Being on HackerNews, One week on

Peaker · 14 years ago

9000 visitors a day averages about 0.1 visitor per second.

Let's say that the peak is 100 times more frequent than the average, so that would be about 10 visitors/second.

Being a systems developer, and not a web programmer, I work on software that handles tens of thousands of requests/sec. I don't understand why around 10 visitors/second would be a difficulty with semi-modern hardware. How many requests does that translate to?

This is a genuine question, can anyone explain what is it that takes so much work in handling a web request?

unconed · 14 years ago

Web servers used to serve just static pages. So when dynamic web applications were invented (e.g. CGI), they tried to slot in as transparently as possible. The web server would invoke a process, pass in the HTTP request, and get back the appropriate HTML to send to the client.

Languages like PHP follow the same model, and as a result, every single page request is processed independently. All the raw data is retrieved from the database, is processed appropriately for output (e.g. turning content into HTML), is run through a templating engine, and assembled with the right CSS and JS so it can be served. This is attractive from a rapid development point of view, because you can deploy changes instantly and can scale it out horizontally just by adding more servers, without any additional work.

However from an efficiency standpoint this sucks, and this is why the most common fix is to place a static HTML cache in front of it (e.g. Varnish) as well as opcode caches, object caches, etc. This only works if all your visitors see the exact same thing (e.g. a HackerNews discussion thread). If you use 'write through caching', then you can control the rate of updates independently of the amount of traffic you receive, and you can handle traffic pretty well.

If your pages are dynamic, you need a different approach. You'll want to cache all the static chunks of each page, and assemble them together with the dynamic parts on-demand. The extreme example is Facebook: everyone sees something different. The only way to scale this out is to parallelize everything, with your first tier of web machines making many simultaneous requests to a farm of servers behind them, delivering all the pieces within a relatively constant time.

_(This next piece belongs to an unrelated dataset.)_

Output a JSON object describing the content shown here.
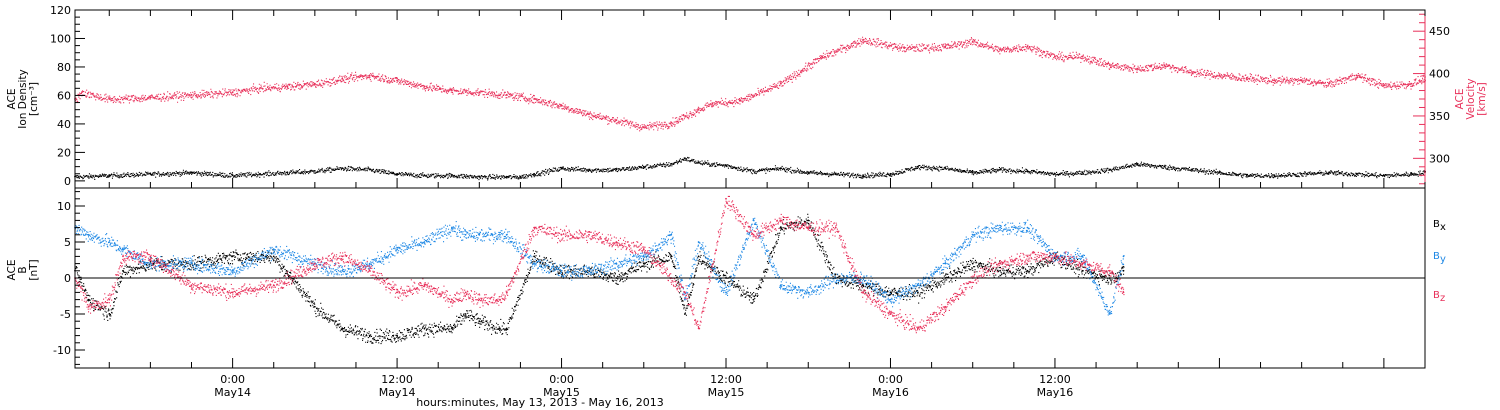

The problem is that such a parallel architecture is both unnecessary for a small web app, as well as involves a leap in complexity and know-how that is undesirable for small teams. Hence, there is an increasing technological gap between what hobbyists/start-ups do, and what the giants are doing.

Edit: it's also important to realize that the web loves 'inefficient' dynamic languages not because they're dumb, but rather because development is very rapid, very experimental, involves designers, UX experts and marketers, and you don't want to be forced to make long-lasting decisions early in your development process.

InclinedPlane · 14 years ago

If you're hosting something chunky like stock wordpress on stock apache/php with stock mysql on the same server and your hardware is nothing more than a $20/mo. VPS from linode with a mere 512mb of ram then getting that sort of a traffic spike can quite easily shutdown your site. More so if you have an app that's even more resource intensive than WP.

If you're willing to throw either time or money at the problem then it goes away easily. But both resources are typically limited.

beck5 · 14 years ago

The problem with ShareLaTeX is the compiling of the latex documents, compiling a pdf may take a few seconds, if 10 people do that at the same time then things start to slow down....

___Calv_Dee___ · 14 years ago

I feel like this would be a common mistake when getting caught up in the moment of completing a dev project. You're so anxious to launch the site/app that load balancing factors could be overlooked. This seems like it could be really detrimental as you're pretty much canning your first impression when your backend crashes. Anyone up for sharing their horror stories of launching before their backend could handle the traffic? I feel like it could provide for some good insight in regards to patience and thought when it comes to launching.

verelo · 14 years ago

I love this traffic graph, looks very similar to past HN type analytic graphs ive seen.

I would say a big lesson people should learn from you and others is, use load balancers. At least if traffic spikes, you can add another server (provided you have an image sitting by waiting and your code doesnt mind being load balanced).

beck5 · 14 years ago

Makes sense when you get a bit bigger, for me a load balancer would just about double my hosting costs at the moment. Probably the difference between a weekend project like ShareLaTeX and a startup of 4 people.

shaka881 · 14 years ago

Collaborative typesetting is indeed cool, but the domain name promised far more excitement than it delivered.